Learn AI Health Q&A Alternative & Holistic Health

What is the difference between alternative medicine and holistic health

Asked by:Bott

Asked on:Mar 26, 2026 09:13 PM

Answers:1 Views:517
  • Amber Amber

    Mar 26, 2026

    The core difference between alternative therapy and overall health is not at all in content, but in attributes - the former is a specific set of intervention methods, while the latter is a set of overall thinking framework for looking at health. Many people think that the two are the same thing, and even tie them together, but in fact they are completely two-dimensional things.

    To put it bluntly, the core of alternative therapy is "replacement", which is to use non-mainstream medical methods to directly replace conventional clinical treatment plans. For example, I met an aunt who was newly diagnosed with type 2 diabetes. After listening to a health care class, she stopped the metformin prescribed by the doctor and boiled some kind of wild vegetable water every day to drink to reduce blood sugar. This kind of operation directly replaced the regular treatment, and the wild vegetable recipe used was a typical alternative therapy. The controversy about alternative therapies has never stopped. Supporters will point to cases that have been verified by evidence. For example, NIH has long included acupuncture as an optional intervention for postoperative pain and vomiting during pregnancy, which indeed has a clear role. ; But the concerns of the opponents are also very real. 90% of the alternative therapies promoted on the market are not supported by large-scale clinical data. If you rush to replace the regular treatment, it can easily lead to serious illness. Last year, a patient with thyroid cancer gave up surgery and took so-called "energy pills", and the disease spread to the lymph nodes within half a year.

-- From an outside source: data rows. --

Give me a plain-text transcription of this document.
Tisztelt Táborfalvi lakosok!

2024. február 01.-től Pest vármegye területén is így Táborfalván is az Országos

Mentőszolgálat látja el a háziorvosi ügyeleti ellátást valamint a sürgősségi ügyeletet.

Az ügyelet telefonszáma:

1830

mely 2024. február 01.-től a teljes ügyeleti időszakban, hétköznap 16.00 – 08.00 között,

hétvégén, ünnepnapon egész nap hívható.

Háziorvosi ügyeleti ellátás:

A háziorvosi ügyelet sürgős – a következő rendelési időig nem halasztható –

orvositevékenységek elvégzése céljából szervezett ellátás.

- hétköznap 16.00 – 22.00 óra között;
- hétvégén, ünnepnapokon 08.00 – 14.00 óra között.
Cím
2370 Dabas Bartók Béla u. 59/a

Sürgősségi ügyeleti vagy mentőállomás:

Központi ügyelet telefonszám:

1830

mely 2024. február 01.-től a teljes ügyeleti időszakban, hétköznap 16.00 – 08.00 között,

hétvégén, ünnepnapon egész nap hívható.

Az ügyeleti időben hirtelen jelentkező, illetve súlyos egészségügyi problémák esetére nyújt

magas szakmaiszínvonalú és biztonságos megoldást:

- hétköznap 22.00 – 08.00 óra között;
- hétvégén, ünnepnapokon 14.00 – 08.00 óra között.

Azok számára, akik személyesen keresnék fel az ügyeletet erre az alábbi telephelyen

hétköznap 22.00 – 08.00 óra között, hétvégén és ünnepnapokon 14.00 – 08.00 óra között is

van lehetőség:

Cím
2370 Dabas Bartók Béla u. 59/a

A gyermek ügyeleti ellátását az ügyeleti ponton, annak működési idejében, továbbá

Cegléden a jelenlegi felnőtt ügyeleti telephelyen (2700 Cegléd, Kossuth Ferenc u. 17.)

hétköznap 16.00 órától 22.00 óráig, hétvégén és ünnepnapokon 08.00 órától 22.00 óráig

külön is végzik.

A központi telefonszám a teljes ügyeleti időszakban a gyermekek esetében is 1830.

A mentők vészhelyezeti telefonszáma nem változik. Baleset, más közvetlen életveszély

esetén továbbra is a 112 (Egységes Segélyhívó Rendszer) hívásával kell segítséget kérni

    Many people associate alternative therapies with overall health. In fact, they really misunderstand overall health.

    The core of overall health is "not to separate", not to treat people as a combination of organs, but to look at variables such as physiological state, psychological emotions, living habits, and social relationships together. I used to accompany a friend to the general clinic of a tertiary hospital for long-term migraine treatment. In addition to prescribing pain-relieving sustained-release tablets, the doctor also asked her specifically whether she had recently taken on a new project and stayed up late every day, whether she drank more than three cups of coffee a day, and whether she and her boyfriend who lived together always quarreled. In the end, the plan he gave her included taking medicine and requiring her to take cigarettes every week. Do aerobics in the evening for three days, don't check work news half an hour before going to bed, and take one day a week to go for a walk and don't talk about conflicts - you see, no folk remedies or alternative therapies are used in the whole process. This is the most standard overall health practice. The core is to help you smooth out all the factors that affect your health, rather than replacing formal treatment.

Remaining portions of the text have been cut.